Ces magistrats ont rendu compte des plaidoiries dans le délibéré de la Cour, composée de :
M. JOBERT, Président de Chambre
M. EL IDRISSI, Conseiller
M. LAURAIN, Conseiller
qui en ont délibéré.
Greffier, lors des débats : M. RODRIGUEZ
ARRET :
— contradictoire
— prononcé par mise à disposition au greffe par Mme DORSCH, Président de Chambre,
— signé par M. EL IDRISSI, Conseiller et M. RODRIGUEZ, Greffier, auquel la minute de la décision a été remise par le magistrat signataire.
FAITS, PROCÉDURE ET PRÉTENTIONS DES PARTIES
Par premier contrat à durée déterminée du 26 mars 2012, M. X a été embauché par la société Taxi Ambulance Bon Sauveur Sarl, aux droits de laquelle vient la Sas groupement ambulancier du Grand Est, en qualité d’auxiliaire ambulancier, et ce pour une période minimale de 10 mois, jusqu’au 27 janvier 2013.

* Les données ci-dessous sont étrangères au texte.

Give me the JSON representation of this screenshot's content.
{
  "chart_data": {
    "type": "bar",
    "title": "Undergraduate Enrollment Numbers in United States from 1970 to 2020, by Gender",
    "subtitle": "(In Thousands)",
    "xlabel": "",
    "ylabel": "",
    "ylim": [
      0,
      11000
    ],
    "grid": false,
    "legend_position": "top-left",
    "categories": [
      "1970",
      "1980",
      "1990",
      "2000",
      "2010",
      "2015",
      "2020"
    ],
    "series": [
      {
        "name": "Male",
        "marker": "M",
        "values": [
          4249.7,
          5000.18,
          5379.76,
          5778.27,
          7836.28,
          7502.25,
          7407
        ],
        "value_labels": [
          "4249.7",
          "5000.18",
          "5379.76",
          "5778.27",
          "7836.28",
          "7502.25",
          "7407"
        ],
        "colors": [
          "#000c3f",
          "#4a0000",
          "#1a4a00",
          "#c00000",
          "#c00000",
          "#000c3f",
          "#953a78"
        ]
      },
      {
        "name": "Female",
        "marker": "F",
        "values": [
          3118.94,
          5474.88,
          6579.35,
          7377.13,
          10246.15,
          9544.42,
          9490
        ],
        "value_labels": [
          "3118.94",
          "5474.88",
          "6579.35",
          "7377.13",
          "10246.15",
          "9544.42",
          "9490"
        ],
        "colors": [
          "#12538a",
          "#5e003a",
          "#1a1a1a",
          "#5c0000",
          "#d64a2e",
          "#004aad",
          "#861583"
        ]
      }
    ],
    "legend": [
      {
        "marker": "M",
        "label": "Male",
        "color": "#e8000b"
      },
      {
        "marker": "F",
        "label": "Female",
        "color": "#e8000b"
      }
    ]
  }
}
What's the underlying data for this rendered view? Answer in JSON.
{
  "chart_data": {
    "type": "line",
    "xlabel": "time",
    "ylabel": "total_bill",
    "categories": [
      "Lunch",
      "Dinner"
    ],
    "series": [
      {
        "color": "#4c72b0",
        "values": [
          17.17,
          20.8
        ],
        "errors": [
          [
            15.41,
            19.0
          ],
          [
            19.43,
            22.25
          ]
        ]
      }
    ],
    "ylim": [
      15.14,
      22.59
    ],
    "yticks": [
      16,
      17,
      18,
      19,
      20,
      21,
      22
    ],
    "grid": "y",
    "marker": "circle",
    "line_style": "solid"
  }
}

Par un deuxième contrat à durée déterminé du 28 janvier 2013, il a été engagé par la même société, en qualité d’auxiliaire ambulancier, et ce pour une période minimale de 7 mois, jusqu’au 25 août 2013.
Les relations entre les parties se sont poursuivies suivant un contrat à durée indéterminée à temps plein du 26 août 2013.
Par avenant au contrat du 1er janvier 2015, la durée du travail a été réduite à 113,45 heures par mois.
Le 1er juillet 2013, M. X a fait l’objet d’un rappel à l’ordre pour défaut de propreté du véhicule mis à sa disposition.
Le 24 septembre 2013, il a fait l’objet d’une mise à pied d’une journée pour le même motif.
Le 28 juin 2016, il a fait l’objet d’une mise à pied de trois jours pour n’avoir pas complété quatre dossiers de facturation et pour manque d’écoute envers une cliente.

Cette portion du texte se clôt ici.